Debatte über Sexismus-Vorwürfe

“Komplimente, Einladungen, die ganze Palette”

Der tiefe Blick ins Dekolleté, der feste Kniff in die Hüfte. Es gibt kaum eine Frau, die so etwas nicht kennt. Und es gibt kaum eine Frau, die darüber spricht. Das könnte sich mit der heftigen Debatte um die Vorwürfe gegen FDP-Fraktionschef Brüderle nun ändern. Wenn Frauen sich öfter trauen würden, Namen zu nennen.

Von Sandra Stalinski, tagesschau.de

https://www.tagesschau.de/inland/sexismus100.html

Wer ist Sandra Stalinski? Auf allen Kanälen aktiv, recherchiert sie ihre belastanden Beweise über ihre Accounts bei Amazon, Facebook, LinkedIn, Twitter, plus.google.com, books.google.de, tickert bei Zeit&Wahrheit und bloggt im Tagesschau-Blog.

Die Tagesschau-Geschichte geht so: Zuerst breitet die Bloggerin allerhand Allgemeinplätze aus, beruft sich auf eine Spiegel-Journalistin, die auch nur Allgemeinplätze zu sagen weiß, und gräbt die junge “Stern”-Journalistin Laura Himmelreich aus, die über Zudringlichkeiten von FDP-Chef Rainer Brüderle berichtet hat.

Dann breitet Sandra Stalinski genüßlich die nicht verifizierbaren Vorwürfe der Stern-Journalistin aus und füttert uns mit generalisierten Vorwürfen und leeren Behauptungen, weil Männer eben so sind, gräbt in ihrer ganzen Palette Accounts herum, spricht vom Anbaggern und Bagatellisieren und überschreibt die vollkommene Leere mit: Ein Schweigekartell wird gebrochen.

Ein Schweigekartell unterdrückt böswillig Informationen, ist jedoch kein streng wissenschaftlicher Begriff. So gesehen dürfen wir mediale Informationsunterdrückung in der Ukraine-Krise fortan als böswillig bezeichnen und darin ein Schweigekartell erkennen.
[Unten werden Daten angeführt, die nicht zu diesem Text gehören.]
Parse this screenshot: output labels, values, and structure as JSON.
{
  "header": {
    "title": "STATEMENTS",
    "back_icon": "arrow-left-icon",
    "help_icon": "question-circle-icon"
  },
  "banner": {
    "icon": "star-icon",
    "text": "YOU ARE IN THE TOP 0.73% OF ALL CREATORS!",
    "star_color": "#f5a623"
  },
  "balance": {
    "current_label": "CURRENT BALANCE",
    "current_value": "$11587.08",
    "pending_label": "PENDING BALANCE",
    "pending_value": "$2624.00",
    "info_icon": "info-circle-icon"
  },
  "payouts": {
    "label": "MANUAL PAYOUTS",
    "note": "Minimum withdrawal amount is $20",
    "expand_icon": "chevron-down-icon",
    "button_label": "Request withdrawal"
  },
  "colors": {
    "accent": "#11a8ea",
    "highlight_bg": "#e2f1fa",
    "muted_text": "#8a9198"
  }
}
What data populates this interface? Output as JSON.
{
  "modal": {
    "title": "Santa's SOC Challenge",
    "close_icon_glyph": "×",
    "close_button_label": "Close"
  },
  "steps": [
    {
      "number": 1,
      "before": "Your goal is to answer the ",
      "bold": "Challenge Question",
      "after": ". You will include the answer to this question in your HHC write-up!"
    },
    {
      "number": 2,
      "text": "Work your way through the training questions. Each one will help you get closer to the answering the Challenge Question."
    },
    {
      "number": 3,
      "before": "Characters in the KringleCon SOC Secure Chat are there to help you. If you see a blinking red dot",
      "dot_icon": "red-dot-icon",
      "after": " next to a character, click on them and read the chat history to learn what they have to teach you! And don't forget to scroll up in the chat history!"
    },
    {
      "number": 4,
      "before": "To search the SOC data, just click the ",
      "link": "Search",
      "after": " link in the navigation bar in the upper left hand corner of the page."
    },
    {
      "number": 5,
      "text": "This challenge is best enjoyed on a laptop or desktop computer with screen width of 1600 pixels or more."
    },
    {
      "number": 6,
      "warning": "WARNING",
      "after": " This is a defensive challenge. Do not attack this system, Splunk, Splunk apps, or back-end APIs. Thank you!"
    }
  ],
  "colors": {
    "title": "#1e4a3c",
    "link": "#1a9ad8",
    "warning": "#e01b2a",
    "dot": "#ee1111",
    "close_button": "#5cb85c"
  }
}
Dann folgt die Generalverdächtigung, die alleinig an der “Journalistin” Anette Bruns aufgehängt wird und im Konjunktiv bleibt. Wahrscheinlich aus Angst vor einer Klage: Zu Zeiten der Bonner Republik seien solche Zudringlichkeiten wohl an der Tagesordnung gewesen, im politischen Berlin sei das aber offenbar nicht mehr so verbreitet. Aber: “Ich weiß von jungen Kolleginnen, dass es das nach wie vor gibt: Komplimente, Einladungen, die ganze Palette – und zwar in allen Parteien.

Damit wären wir beim Schwerpunkt des Artikels – Komplimente, Einladungen, die ganze Palette! In allen Parteien.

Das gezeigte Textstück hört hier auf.